Proving that $\operatorname {rad}(n) = (p_1 \dots p_l).$

Question

Here is the problem I am trying to solve:

Let $n \in \mathbb N = \{1,2, \dots\}, n = p_1^{a_1} \dots p_l^{a_l}, \, a_i \geq 1 \, , \, p_1 < p_2 < \dots ,$ so $\operatorname{rad}(n) = (p_1 \dots p_l) \,.$

Where $\operatorname{rad}(n)$ is the radical of the ideal $(n)$ which is defined as $$\{x \in A: x^k \in (n) \textbf{ for some } k > 0\}.$$

I do not know how to tackle this problem actually, I know how to tackle it if $n = 2 ^k$ but in the above general case I do not know what to do.
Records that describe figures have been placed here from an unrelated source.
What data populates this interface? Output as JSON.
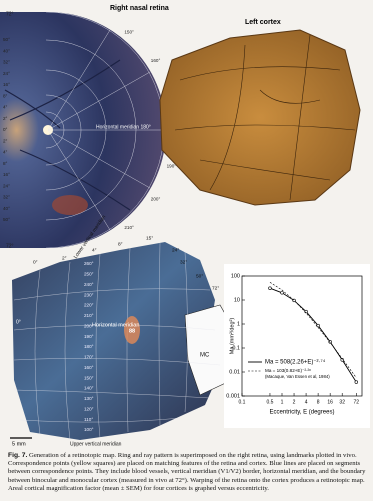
{
  "figure": {
    "retina_title": "Right nasal retina",
    "cortex_title": "Left cortex",
    "horizontal_meridian": "Horizontal meridian 180°",
    "top_label": "72°",
    "bottom_label": "72°",
    "left_eccentricities": [
      "50°",
      "40°",
      "32°",
      "24°",
      "16°",
      "8°",
      "4°",
      "2°",
      "0°",
      "2°",
      "4°",
      "8°",
      "16°",
      "24°",
      "32°",
      "40°",
      "50°"
    ],
    "right_angles": [
      "150°",
      "160°",
      "170°",
      "190°",
      "200°",
      "210°"
    ],
    "lower": {
      "lower_vertical_meridian": "Lower vertical meridian",
      "eccentricities": [
        "0°",
        "2°",
        "4°",
        "8°",
        "15°",
        "24°",
        "32°",
        "50°",
        "72°"
      ],
      "origin": "0°",
      "horizontal_meridian": "Horizontal meridian",
      "center": "88",
      "monocular": "MC",
      "upper_vertical_meridian": "Upper vertical meridian",
      "angles": [
        "260°",
        "250°",
        "240°",
        "230°",
        "220°",
        "210°",
        "200°",
        "190°",
        "180°",
        "170°",
        "160°",
        "150°",
        "140°",
        "130°",
        "120°",
        "110°",
        "100°"
      ]
    },
    "scale_bar": "5 mm"
  },
  "chart_data": {
    "type": "line",
    "y_label": "Ma (mm²/deg²)",
    "x_label": "Eccentricity, E (degrees)",
    "log_x": true,
    "log_y": true,
    "x": [
      0.5,
      1,
      2,
      4,
      8,
      16,
      32,
      72
    ],
    "series": [
      {
        "name": "Ma = 508(2.26+E)⁻²·⁷⁴",
        "color": "#000000",
        "dashed": false,
        "markers": true,
        "values": [
          31,
          20,
          9.6,
          3.3,
          0.86,
          0.18,
          0.032,
          0.0038
        ]
      },
      {
        "name": "Ma = 103(0.82+E)⁻²·²⁸",
        "color": "#000000",
        "dashed": true,
        "markers": false,
        "values": [
          55,
          26,
          9.7,
          2.9,
          0.72,
          0.17,
          0.036,
          0.0058
        ]
      }
    ],
    "legend_note": "(Macaque, Van Essen et al, 1984)",
    "xlim": [
      0.1,
      100
    ],
    "xticks": [
      0.1,
      0.5,
      1,
      2,
      4,
      8,
      16,
      32,
      72
    ],
    "ylim": [
      0.001,
      100
    ],
    "yticks": [
      100,
      10,
      1,
      0.1,
      0.01,
      0.001
    ]
  },
  "caption": {
    "label": "Fig. 7.",
    "text": "Generation of a retinotopic map. Ring and ray pattern is superimposed on the right retina, using landmarks plotted in vivo. Correspondence points (yellow squares) are placed on matching features of the retina and cortex. Blue lines are placed on segments between correspondence points. They include blood vessels, vertical meridian (V1/V2) border, horizontal meridian, and the boundary between binocular and monocular cortex (measured in vivo at 72°). Warping of the retina onto the cortex produces a retinotopic map. Areal cortical magnification factor (mean ± SEM) for four cortices is graphed versus eccentricity."
  }
}
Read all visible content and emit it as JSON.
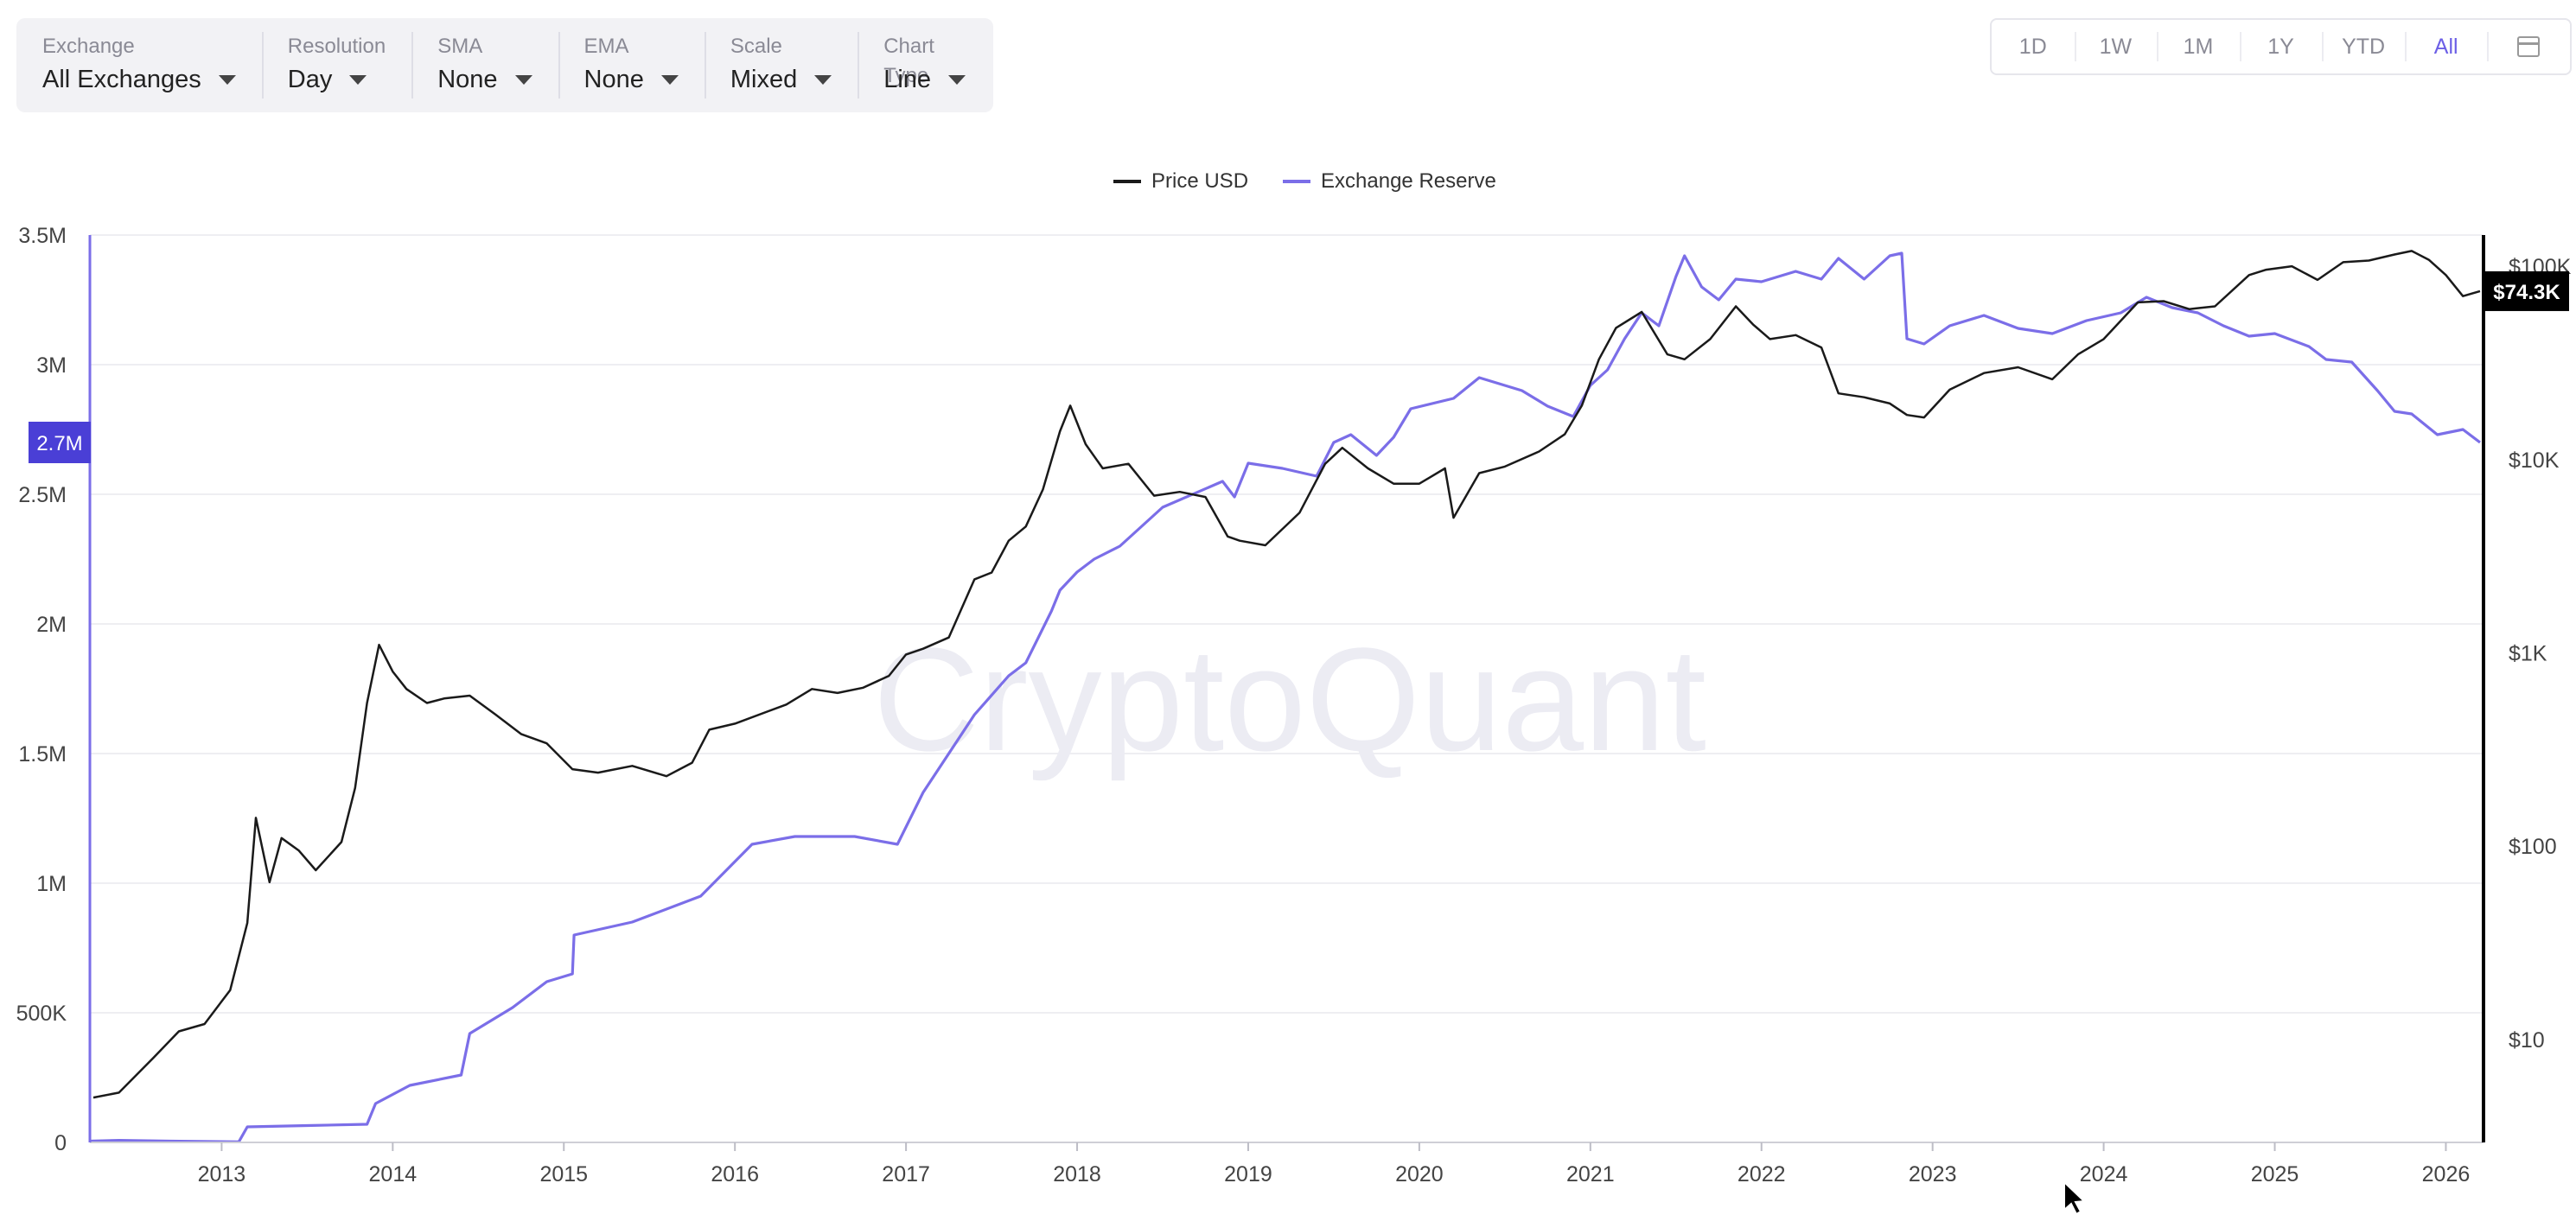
{
  "controls": [
    {
      "label": "Exchange",
      "value": "All Exchanges"
    },
    {
      "label": "Resolution",
      "value": "Day"
    },
    {
      "label": "SMA",
      "value": "None"
    },
    {
      "label": "EMA",
      "value": "None"
    },
    {
      "label": "Scale",
      "value": "Mixed"
    },
    {
      "label": "Chart Type",
      "value": "Line"
    }
  ],
  "ranges": [
    {
      "label": "1D",
      "active": false
    },
    {
      "label": "1W",
      "active": false
    },
    {
      "label": "1M",
      "active": false
    },
    {
      "label": "1Y",
      "active": false
    },
    {
      "label": "YTD",
      "active": false
    },
    {
      "label": "All",
      "active": true
    }
  ],
  "calendar_icon": "calendar-icon",
  "watermark": "CryptoQuant",
  "colors": {
    "price": "#1a1a1a",
    "reserve": "#7b6ee8",
    "accent": "#6c5fe6",
    "reserve_badge": "#4a3fd6",
    "price_badge": "#000000"
  },
  "chart_data": {
    "type": "line",
    "x_unit": "year",
    "xlim": [
      2012.23,
      2026.22
    ],
    "x_ticks": [
      2013,
      2014,
      2015,
      2016,
      2017,
      2018,
      2019,
      2020,
      2021,
      2022,
      2023,
      2024,
      2025,
      2026
    ],
    "x_tick_labels": [
      "2013",
      "2014",
      "2015",
      "2016",
      "2017",
      "2018",
      "2019",
      "2020",
      "2021",
      "2022",
      "2023",
      "2024",
      "2025",
      "2026"
    ],
    "legend_placement": "top-center",
    "grid": "horizontal",
    "left_axis": {
      "scale": "linear",
      "ylim": [
        0,
        3500000
      ],
      "ticks": [
        0,
        500000,
        1000000,
        1500000,
        2000000,
        2500000,
        3000000,
        3500000
      ],
      "tick_labels": [
        "0",
        "500K",
        "1M",
        "1.5M",
        "2M",
        "2.5M",
        "3M",
        "3.5M"
      ]
    },
    "right_axis": {
      "scale": "log",
      "ylim": [
        2.93,
        145000
      ],
      "ticks": [
        10,
        100,
        1000,
        10000,
        100000
      ],
      "tick_labels": [
        "$10",
        "$100",
        "$1K",
        "$10K",
        "$100K"
      ]
    },
    "series": [
      {
        "name": "Price USD",
        "axis": "right",
        "x": [
          2012.25,
          2012.4,
          2012.6,
          2012.75,
          2012.9,
          2013.05,
          2013.15,
          2013.2,
          2013.28,
          2013.35,
          2013.45,
          2013.55,
          2013.7,
          2013.78,
          2013.85,
          2013.92,
          2014.0,
          2014.08,
          2014.2,
          2014.3,
          2014.45,
          2014.6,
          2014.75,
          2014.9,
          2015.05,
          2015.2,
          2015.4,
          2015.6,
          2015.75,
          2015.85,
          2016.0,
          2016.3,
          2016.45,
          2016.6,
          2016.75,
          2016.9,
          2017.0,
          2017.1,
          2017.25,
          2017.4,
          2017.5,
          2017.6,
          2017.7,
          2017.8,
          2017.9,
          2017.96,
          2018.05,
          2018.15,
          2018.3,
          2018.45,
          2018.6,
          2018.75,
          2018.88,
          2018.95,
          2019.1,
          2019.3,
          2019.45,
          2019.55,
          2019.7,
          2019.85,
          2020.0,
          2020.15,
          2020.2,
          2020.35,
          2020.5,
          2020.7,
          2020.85,
          2020.95,
          2021.05,
          2021.15,
          2021.3,
          2021.45,
          2021.55,
          2021.7,
          2021.85,
          2021.95,
          2022.05,
          2022.2,
          2022.35,
          2022.45,
          2022.6,
          2022.75,
          2022.85,
          2022.95,
          2023.1,
          2023.3,
          2023.5,
          2023.7,
          2023.85,
          2024.0,
          2024.2,
          2024.35,
          2024.5,
          2024.65,
          2024.85,
          2024.95,
          2025.1,
          2025.25,
          2025.4,
          2025.55,
          2025.7,
          2025.8,
          2025.9,
          2026.0,
          2026.1,
          2026.2
        ],
        "y": [
          5,
          5.3,
          8,
          11,
          12,
          18,
          40,
          140,
          65,
          110,
          95,
          75,
          105,
          200,
          550,
          1100,
          800,
          650,
          550,
          580,
          600,
          480,
          380,
          340,
          250,
          240,
          260,
          230,
          270,
          400,
          430,
          540,
          650,
          620,
          660,
          760,
          980,
          1050,
          1200,
          2400,
          2600,
          3800,
          4500,
          7000,
          14000,
          19000,
          12000,
          9000,
          9500,
          6500,
          6800,
          6400,
          4000,
          3800,
          3600,
          5300,
          9500,
          11500,
          9000,
          7500,
          7500,
          9000,
          5000,
          8500,
          9200,
          11000,
          13500,
          19000,
          33000,
          48000,
          58000,
          35000,
          33000,
          42000,
          62000,
          50000,
          42000,
          44000,
          38000,
          22000,
          21000,
          19500,
          17000,
          16500,
          23000,
          28000,
          30000,
          26000,
          35000,
          42000,
          65000,
          66000,
          60000,
          62000,
          90000,
          96000,
          100000,
          85000,
          105000,
          107000,
          115000,
          120000,
          108000,
          90000,
          70000,
          74300
        ]
      },
      {
        "name": "Exchange Reserve",
        "axis": "left",
        "x": [
          2012.23,
          2012.4,
          2012.7,
          2013.1,
          2013.15,
          2013.5,
          2013.85,
          2013.9,
          2014.1,
          2014.4,
          2014.45,
          2014.7,
          2014.9,
          2015.05,
          2015.06,
          2015.4,
          2015.8,
          2016.1,
          2016.35,
          2016.7,
          2016.95,
          2017.1,
          2017.4,
          2017.6,
          2017.7,
          2017.85,
          2017.9,
          2018.0,
          2018.1,
          2018.25,
          2018.5,
          2018.85,
          2018.92,
          2019.0,
          2019.2,
          2019.4,
          2019.5,
          2019.6,
          2019.75,
          2019.85,
          2019.95,
          2020.2,
          2020.35,
          2020.6,
          2020.75,
          2020.9,
          2021.0,
          2021.1,
          2021.2,
          2021.3,
          2021.4,
          2021.5,
          2021.55,
          2021.65,
          2021.75,
          2021.85,
          2022.0,
          2022.2,
          2022.35,
          2022.45,
          2022.6,
          2022.75,
          2022.82,
          2022.85,
          2022.95,
          2023.1,
          2023.3,
          2023.5,
          2023.7,
          2023.9,
          2024.1,
          2024.25,
          2024.4,
          2024.55,
          2024.7,
          2024.85,
          2025.0,
          2025.2,
          2025.3,
          2025.45,
          2025.6,
          2025.7,
          2025.8,
          2025.95,
          2026.1,
          2026.2
        ],
        "y": [
          5000,
          8000,
          5000,
          2000,
          60000,
          65000,
          70000,
          150000,
          220000,
          260000,
          420000,
          520000,
          620000,
          650000,
          800000,
          850000,
          950000,
          1150000,
          1180000,
          1180000,
          1150000,
          1350000,
          1650000,
          1800000,
          1850000,
          2050000,
          2130000,
          2200000,
          2250000,
          2300000,
          2450000,
          2550000,
          2490000,
          2620000,
          2600000,
          2570000,
          2700000,
          2730000,
          2650000,
          2720000,
          2830000,
          2870000,
          2950000,
          2900000,
          2840000,
          2800000,
          2920000,
          2980000,
          3100000,
          3200000,
          3150000,
          3340000,
          3420000,
          3300000,
          3250000,
          3330000,
          3320000,
          3360000,
          3330000,
          3410000,
          3330000,
          3420000,
          3430000,
          3100000,
          3080000,
          3150000,
          3190000,
          3140000,
          3120000,
          3170000,
          3200000,
          3260000,
          3220000,
          3200000,
          3150000,
          3110000,
          3120000,
          3070000,
          3020000,
          3010000,
          2900000,
          2820000,
          2810000,
          2730000,
          2750000,
          2700000
        ]
      }
    ],
    "badges": [
      {
        "axis": "left",
        "text": "2.7M",
        "value": 2700000
      },
      {
        "axis": "right",
        "text": "$74.3K",
        "value": 74300
      }
    ]
  }
}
In case of $n = 2^k,$ we know that $\operatorname{rad}(n) = 2$ so we proceeded by showing that if you have a radical, then you have an even number and conversely if it is a radical then it is an even number. But this prove depended on knowing the prime itself.
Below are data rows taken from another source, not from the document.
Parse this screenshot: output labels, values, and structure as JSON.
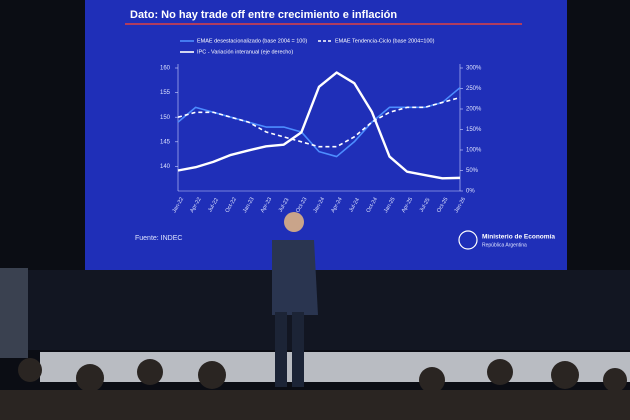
{
  "chart_data": {
    "type": "line",
    "title": "Dato: No hay trade off entre crecimiento e inflación",
    "categories": [
      "Jan-22",
      "Apr-22",
      "Jul-22",
      "Oct-22",
      "Jan-23",
      "Apr-23",
      "Jul-23",
      "Oct-23",
      "Jan-24",
      "Apr-24",
      "Jul-24",
      "Oct-24",
      "Jan-25",
      "Apr-25",
      "Jul-25",
      "Oct-25",
      "Jan-26"
    ],
    "series": [
      {
        "name": "EMAE desestacionalizado (base 2004 = 100)",
        "color": "#4d8dff",
        "dash": false,
        "axis": "y",
        "values": [
          149,
          152,
          151,
          150,
          149,
          148,
          148,
          147,
          143,
          142,
          145,
          149,
          152,
          152,
          152,
          153,
          156
        ]
      },
      {
        "name": "EMAE Tendencia-Ciclo (base 2004=100)",
        "color": "#ffffff",
        "dash": true,
        "axis": "y",
        "values": [
          150,
          151,
          151,
          150,
          149,
          147,
          146,
          145,
          144,
          144,
          146,
          149,
          151,
          152,
          152,
          153,
          154
        ]
      },
      {
        "name": "IPC - Variación interanual (eje derecho)",
        "color": "#ffffff",
        "dash": false,
        "axis": "y2",
        "values": [
          50,
          58,
          71,
          88,
          99,
          109,
          113,
          143,
          254,
          289,
          263,
          193,
          84,
          47,
          39,
          31,
          32
        ]
      }
    ],
    "ylim": [
      135,
      160
    ],
    "yticks": [
      140,
      145,
      150,
      155,
      160
    ],
    "y2lim": [
      0,
      300
    ],
    "y2ticks": [
      {
        "value": 0,
        "label": "0%"
      },
      {
        "value": 50,
        "label": "50%"
      },
      {
        "value": 100,
        "label": "100%"
      },
      {
        "value": 150,
        "label": "150%"
      },
      {
        "value": 200,
        "label": "200%"
      },
      {
        "value": 250,
        "label": "250%"
      },
      {
        "value": 300,
        "label": "300%"
      }
    ]
  },
  "slide": {
    "source": "Fuente: INDEC",
    "ministry": "Ministerio de Economía",
    "country": "República Argentina"
  }
}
Could someone help me please?

Answer 1

From the problem statement, you know that the answer should be rad$(n) = (p_1\cdots p_l)$ (by the way, no commas inside the RHS, we must multiply all of the primes together). This means we must show that given $m \in \Bbb{Z}$, we have $n | m^k$ for some $k \geq 0$ iff $p_1,\cdots,p_l | m$. I think the simplest approach is to just follow through the definitions.
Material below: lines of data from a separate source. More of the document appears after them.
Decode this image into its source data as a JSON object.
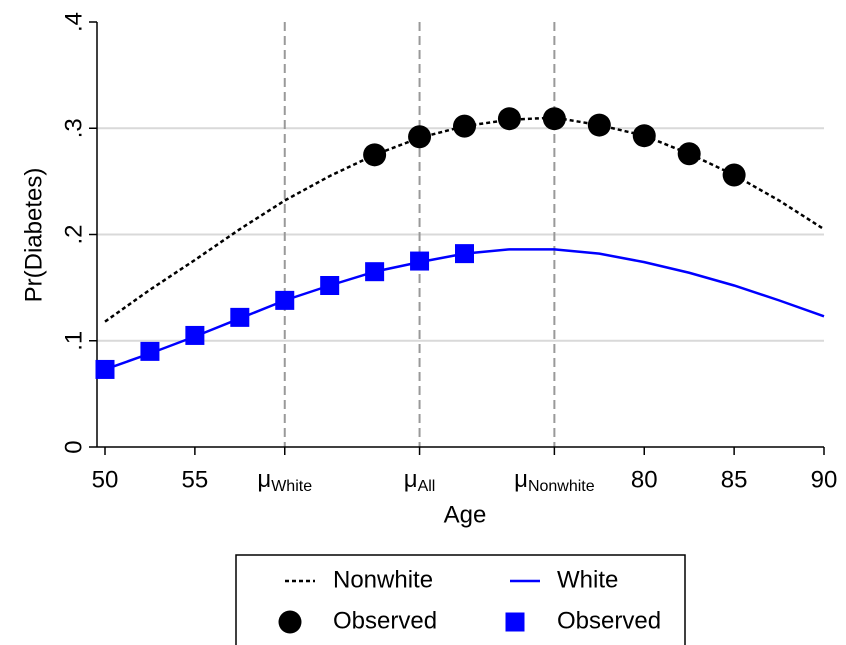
{
  "chart_data": {
    "type": "line",
    "xlabel": "Age",
    "ylabel": "Pr(Diabetes)",
    "xlim": [
      50,
      90
    ],
    "ylim": [
      0,
      0.4
    ],
    "xticks": [
      50,
      55,
      {
        "value": 60,
        "label": "μ",
        "subscript": "White"
      },
      {
        "value": 67.5,
        "label": "μ",
        "subscript": "All"
      },
      {
        "value": 75,
        "label": "μ",
        "subscript": "Nonwhite"
      },
      80,
      85,
      90
    ],
    "yticks": [
      0,
      {
        "value": 0.1,
        "label": ".1"
      },
      {
        "value": 0.2,
        "label": ".2"
      },
      {
        "value": 0.3,
        "label": ".3"
      },
      {
        "value": 0.4,
        "label": ".4"
      }
    ],
    "grid": true,
    "reference_lines": [
      60,
      67.5,
      75
    ],
    "legend": "bottom",
    "series": [
      {
        "name": "Nonwhite",
        "color": "#000000",
        "line_style": "dotted",
        "x": [
          50,
          52.5,
          55,
          57.5,
          60,
          62.5,
          65,
          67.5,
          70,
          72.5,
          75,
          77.5,
          80,
          82.5,
          85,
          87.5,
          90
        ],
        "values": [
          0.118,
          0.148,
          0.176,
          0.205,
          0.232,
          0.255,
          0.275,
          0.291,
          0.302,
          0.308,
          0.31,
          0.303,
          0.293,
          0.276,
          0.256,
          0.232,
          0.205
        ]
      },
      {
        "name": "White",
        "color": "#0000ff",
        "line_style": "solid",
        "x": [
          50,
          52.5,
          55,
          57.5,
          60,
          62.5,
          65,
          67.5,
          70,
          72.5,
          75,
          77.5,
          80,
          82.5,
          85,
          87.5,
          90
        ],
        "values": [
          0.073,
          0.088,
          0.104,
          0.121,
          0.138,
          0.152,
          0.165,
          0.174,
          0.182,
          0.186,
          0.186,
          0.182,
          0.174,
          0.164,
          0.152,
          0.138,
          0.123
        ]
      },
      {
        "name": "Observed",
        "color": "#000000",
        "marker": "circle",
        "x": [
          65,
          67.5,
          70,
          72.5,
          75,
          77.5,
          80,
          82.5,
          85
        ],
        "values": [
          0.275,
          0.292,
          0.302,
          0.309,
          0.309,
          0.303,
          0.293,
          0.276,
          0.256
        ]
      },
      {
        "name": "Observed",
        "color": "#0000ff",
        "marker": "square",
        "x": [
          50,
          52.5,
          55,
          57.5,
          60,
          62.5,
          65,
          67.5,
          70
        ],
        "values": [
          0.073,
          0.09,
          0.105,
          0.122,
          0.138,
          0.152,
          0.165,
          0.175,
          0.182
        ]
      }
    ]
  }
}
Suppose $m \in \text{rad}(n)$. Then $n|m^k$ for some $k\geq 0$. Since $p_i | n$ for each $1 \leq i \leq l$, we have $p_i | m^k$, hence $p_i | m$ by Euclid's Lemma. As the $p_i$ are coprime, we have $p_1\cdots p_l | m$. Therefore $m \in (p_1\cdots p_l)$.

Now suppose $m \in (p_1\cdots p_l)$. Then $m = cp_1\cdots p_l$ for some $c \in \Bbb{Z}$. Let $a = \max\{a_1, \cdots, a_l\}$. Then we see $$ m^a = (cp_1\cdots p_l)^a = c^ap_1^a\cdots p_l^a = \left(c^ap_1^{a-a_1}\cdots p_l^{a-a_l}\right)\cdot\left(p_1^{a_1}\cdots p_l^{a_l}\right) = \left(c^ap_1^{a-a_1}\cdots p_l^{a-a_l}\right)n. $$ Thus $n | m^a$ and so $m \in \text{rad}(n)$ as desired.

There is a reason why the "radical" is called what it is. You might of noticed that taking the radical of $(n)$ essentially killed the powers on the prime factors of $n$. This is because we have to "power up" to get inside of rad$(n)$. This result is not unique to the integers either--it applies to any nonzero proper principal ideal in any unique factorization domain (UFD).